Niecodzienne zdarzenie miało miejsce w Gdańsku, gdzie policjanci zatrzymali 42-letniego mężczyznę, pochodzącego z Sierakowic. Mężczyzna ten jest podejrzany o włamanie i kradzież w jednym z miejscowych hosteli. Co ciekawe, sprawca postanowił spróbować skradzionego alkoholu na miejscu i uciął sobie drzemkę na ławce w pobliżu miejsca zdarzenia. Okazało się, że to nie była jego pierwsza tego typu akcja – został rozpoznany pomimo skutecznej próby zakamuflowania swojej tożsamości za pomocą… pończochy na głowie.

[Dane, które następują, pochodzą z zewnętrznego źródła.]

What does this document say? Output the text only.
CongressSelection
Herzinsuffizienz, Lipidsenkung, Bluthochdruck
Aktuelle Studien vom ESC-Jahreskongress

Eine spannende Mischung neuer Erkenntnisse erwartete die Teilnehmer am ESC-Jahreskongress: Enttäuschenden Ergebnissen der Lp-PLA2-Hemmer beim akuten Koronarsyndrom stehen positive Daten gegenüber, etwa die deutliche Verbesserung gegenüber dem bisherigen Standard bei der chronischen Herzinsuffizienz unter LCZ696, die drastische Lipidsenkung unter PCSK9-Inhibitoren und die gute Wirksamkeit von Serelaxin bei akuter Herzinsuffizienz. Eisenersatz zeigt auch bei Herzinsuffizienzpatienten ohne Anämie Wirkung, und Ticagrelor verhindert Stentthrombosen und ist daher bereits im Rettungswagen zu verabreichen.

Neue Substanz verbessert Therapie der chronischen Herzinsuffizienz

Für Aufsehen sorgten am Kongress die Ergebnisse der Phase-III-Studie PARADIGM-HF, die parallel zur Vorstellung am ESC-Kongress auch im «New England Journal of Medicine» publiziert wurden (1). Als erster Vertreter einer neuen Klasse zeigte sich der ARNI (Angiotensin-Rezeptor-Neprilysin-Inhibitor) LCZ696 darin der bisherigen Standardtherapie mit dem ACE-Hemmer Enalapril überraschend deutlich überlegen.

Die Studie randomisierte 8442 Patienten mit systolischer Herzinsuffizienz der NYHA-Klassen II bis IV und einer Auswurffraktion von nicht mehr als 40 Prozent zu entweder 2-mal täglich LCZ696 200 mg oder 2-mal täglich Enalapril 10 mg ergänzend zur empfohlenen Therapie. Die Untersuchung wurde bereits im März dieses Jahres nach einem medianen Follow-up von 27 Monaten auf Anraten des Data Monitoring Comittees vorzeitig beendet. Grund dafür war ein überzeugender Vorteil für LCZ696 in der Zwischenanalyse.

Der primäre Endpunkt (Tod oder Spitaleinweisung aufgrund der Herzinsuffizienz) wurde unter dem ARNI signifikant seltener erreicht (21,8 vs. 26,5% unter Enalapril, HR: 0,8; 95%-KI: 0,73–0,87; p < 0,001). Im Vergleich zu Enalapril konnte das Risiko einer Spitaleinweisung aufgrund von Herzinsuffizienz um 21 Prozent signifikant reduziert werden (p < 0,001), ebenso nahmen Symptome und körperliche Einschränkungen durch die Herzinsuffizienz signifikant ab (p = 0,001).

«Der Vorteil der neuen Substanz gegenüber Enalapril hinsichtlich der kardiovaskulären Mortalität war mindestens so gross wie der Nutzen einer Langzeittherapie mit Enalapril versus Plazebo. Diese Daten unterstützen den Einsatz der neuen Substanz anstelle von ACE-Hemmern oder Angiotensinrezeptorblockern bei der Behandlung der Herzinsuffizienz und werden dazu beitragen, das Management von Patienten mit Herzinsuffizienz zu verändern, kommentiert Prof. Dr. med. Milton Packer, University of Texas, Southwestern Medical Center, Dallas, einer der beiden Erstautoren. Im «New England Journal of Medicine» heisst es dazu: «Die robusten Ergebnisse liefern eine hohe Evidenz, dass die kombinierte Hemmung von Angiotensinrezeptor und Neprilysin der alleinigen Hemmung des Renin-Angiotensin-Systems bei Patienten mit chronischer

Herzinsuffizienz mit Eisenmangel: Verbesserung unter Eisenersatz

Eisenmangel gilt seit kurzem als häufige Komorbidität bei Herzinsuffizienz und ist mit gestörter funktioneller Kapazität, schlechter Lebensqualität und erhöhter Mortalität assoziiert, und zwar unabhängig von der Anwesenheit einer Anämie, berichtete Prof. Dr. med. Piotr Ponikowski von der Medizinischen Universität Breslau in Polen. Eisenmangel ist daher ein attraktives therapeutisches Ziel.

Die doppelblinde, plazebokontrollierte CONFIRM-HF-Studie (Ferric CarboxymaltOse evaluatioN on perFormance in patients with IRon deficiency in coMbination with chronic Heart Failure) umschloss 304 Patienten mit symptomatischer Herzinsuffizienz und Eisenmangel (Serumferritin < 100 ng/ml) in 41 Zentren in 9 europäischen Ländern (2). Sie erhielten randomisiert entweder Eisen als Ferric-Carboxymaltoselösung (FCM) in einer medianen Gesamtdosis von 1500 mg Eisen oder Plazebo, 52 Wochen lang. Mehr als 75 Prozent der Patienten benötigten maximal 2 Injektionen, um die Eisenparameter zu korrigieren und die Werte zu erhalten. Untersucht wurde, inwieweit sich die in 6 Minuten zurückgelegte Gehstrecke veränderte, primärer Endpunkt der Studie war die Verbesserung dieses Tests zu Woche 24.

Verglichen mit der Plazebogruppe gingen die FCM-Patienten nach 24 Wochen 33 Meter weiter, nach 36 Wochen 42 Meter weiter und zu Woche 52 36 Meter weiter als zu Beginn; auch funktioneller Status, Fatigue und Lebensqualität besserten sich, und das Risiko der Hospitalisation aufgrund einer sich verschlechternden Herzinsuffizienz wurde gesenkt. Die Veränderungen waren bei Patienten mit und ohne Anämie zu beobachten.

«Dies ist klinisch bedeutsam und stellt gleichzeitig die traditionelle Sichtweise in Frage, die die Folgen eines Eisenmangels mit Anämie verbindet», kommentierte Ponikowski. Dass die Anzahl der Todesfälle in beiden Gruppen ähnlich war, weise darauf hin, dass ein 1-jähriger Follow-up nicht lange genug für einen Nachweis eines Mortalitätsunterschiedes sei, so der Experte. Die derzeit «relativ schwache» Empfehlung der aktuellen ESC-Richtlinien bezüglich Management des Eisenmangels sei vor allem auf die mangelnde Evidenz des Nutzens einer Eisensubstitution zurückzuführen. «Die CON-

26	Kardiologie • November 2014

Informację o tym nietypowym incydencie przekazała Komenda Wojewódzka Policji w Gdańsku. Jak podaje, to właśnie policjanci z komisariatu w Śródmieściu odebrali zgłoszenie o włamaniu do hostelu. Śledztwo wykazało, że podejrzany włamał się do obiektu przez piwnicę, nie omieszkając przy tym wyrządzić znacznych szkód.
Śledczy odnotowali, że sprawca zniszczył klimatyzator blokujący dostęp do wnętrza hostelu. Gdy w końcu dostał się do środka, skierował swoje zainteresowanie przede wszystkim na alkohol. Zdobył 30 butelek różnych mocnych trunków, takich jak bourbon, brandy i whisky.